Adverts can also show their slovenly side with the most ridiculous money-saving (read: wasting) technique used by European or international companies. The process is:
1) Get rubbish advert from the continent
2) Make no effort to change it to make it culturally relevant
3) Dub it with differently-accented voices
4) Throw it into the British market
The only one that ever got away with it was the ad for Ferrero Rocher at the Ambassador‘s Reception. Still, if you watch it closely it exhibits all of the symptoms of today's lazy advertising - which is a good 20 years forward from this precursor to the trend. I think, given it was the first of its kind, it wasn't too bad; besides, the set wasn't exactly cheap and it's still an immortal advert.
Still, after seeing an advert for a yoghurt made by Dr. Oetker called Paula (I mean, come on...), which is coloured like a cow (white and brown flavour, I assumed), I couldn't help but wonder why the company would go to such effort to make a single-language advert only to re-dub it to make it look shoddy.
If anything, dubbing an advert constitutes a lack of foresight in production. If it's an international product release, it needs a simple voiceover with moving images that can be changed to make it not sound like foreign muck when it hits our screens - just British muck, which is somehow better in our collective eyes.
Of course, we're not without our own disgraceful attempts at advertising. My favourite is definitely for Bold Infusions' White Diamond and Lotus Flower fragrance washing powder. Sorry, what?
What do they smell like?! I’m sure a lotus flower smells nice, but I haven‘t been to Vietnam recently to find out. White diamond though? Why would they market it as a potential fragrance for washing clothing? To make it sound as pretentious as possible? It’s like releasing dodo and panda flavoured crisps.

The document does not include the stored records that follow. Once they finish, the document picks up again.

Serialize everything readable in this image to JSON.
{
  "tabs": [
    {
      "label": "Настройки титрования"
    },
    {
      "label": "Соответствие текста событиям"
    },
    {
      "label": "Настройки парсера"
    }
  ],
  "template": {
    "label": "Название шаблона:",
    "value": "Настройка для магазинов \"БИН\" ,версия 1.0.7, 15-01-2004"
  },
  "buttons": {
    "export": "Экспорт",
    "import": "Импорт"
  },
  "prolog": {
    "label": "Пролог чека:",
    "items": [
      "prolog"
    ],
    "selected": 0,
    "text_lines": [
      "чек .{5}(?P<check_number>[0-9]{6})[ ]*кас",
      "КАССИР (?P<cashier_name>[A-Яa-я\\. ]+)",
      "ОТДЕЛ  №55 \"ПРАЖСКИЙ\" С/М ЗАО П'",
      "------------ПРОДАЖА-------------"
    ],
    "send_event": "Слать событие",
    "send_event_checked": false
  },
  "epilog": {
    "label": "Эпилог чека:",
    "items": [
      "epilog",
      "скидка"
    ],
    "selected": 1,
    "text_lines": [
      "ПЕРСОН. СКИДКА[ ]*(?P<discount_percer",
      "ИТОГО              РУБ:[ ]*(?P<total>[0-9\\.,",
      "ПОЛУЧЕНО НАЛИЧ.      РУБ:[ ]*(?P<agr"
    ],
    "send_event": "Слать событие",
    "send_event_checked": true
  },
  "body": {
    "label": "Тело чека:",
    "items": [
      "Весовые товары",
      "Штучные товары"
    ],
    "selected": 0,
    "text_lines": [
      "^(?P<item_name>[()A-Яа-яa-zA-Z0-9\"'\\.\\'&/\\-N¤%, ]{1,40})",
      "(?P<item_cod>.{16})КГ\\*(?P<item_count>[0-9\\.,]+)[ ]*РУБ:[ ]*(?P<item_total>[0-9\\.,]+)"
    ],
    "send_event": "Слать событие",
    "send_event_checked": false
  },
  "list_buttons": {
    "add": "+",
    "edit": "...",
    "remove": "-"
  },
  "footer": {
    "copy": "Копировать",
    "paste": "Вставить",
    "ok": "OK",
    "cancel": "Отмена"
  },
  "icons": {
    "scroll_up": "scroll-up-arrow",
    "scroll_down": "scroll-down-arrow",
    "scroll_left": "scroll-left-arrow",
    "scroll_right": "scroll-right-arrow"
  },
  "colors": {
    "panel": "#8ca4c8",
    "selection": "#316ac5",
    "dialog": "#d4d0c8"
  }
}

You can't advertise perfume and aftershave effectively, never mind fragrances that you know don't exist. Still, perfume manufacturers insist on communicating their scent via the strangest of advertising methods:
1) Get attractive man or woman, preferably a famous one you can pay £500,000 for 20 minutes of work
2) Get them to imply that beauty and attraction is all due to the perfume
3) Make it for a 5 to 10 second time slot
4) Make them look coyly into the camera, or make them lark about in general - skipping from post to post as waves crash behind them, for example
5) Show the bottle and say the brand name alone in a gruff yet sexy French accent like "LAH-COST-UH" or "CH'NEHL"
Whether it's Nicole Kidman talking rot for 3 minutes for Chanel No. 5 in an ad directed by Baz Luhrman that cost upwards of £20m (which they'd never get back through sales alone), or that unfeasibly attractive happy-go-lucky scamp on the Lacoste advert, it makes me wait for the day that Willy Wonka perfects his chocolate-via-TV teleportation technology so I can push a nuclear warhead back through my TV just for them.
All-in-all, advertising is the glue that holds TV together - soon to be the foundations upon which programming is built, such as it is in the United States. Whatever happens, I’m not worried - the British humour will always leak through and produce some of the finest works of television. With money to be made and agencies to be hired, things can only get better - but others will still continue to counteract this platform.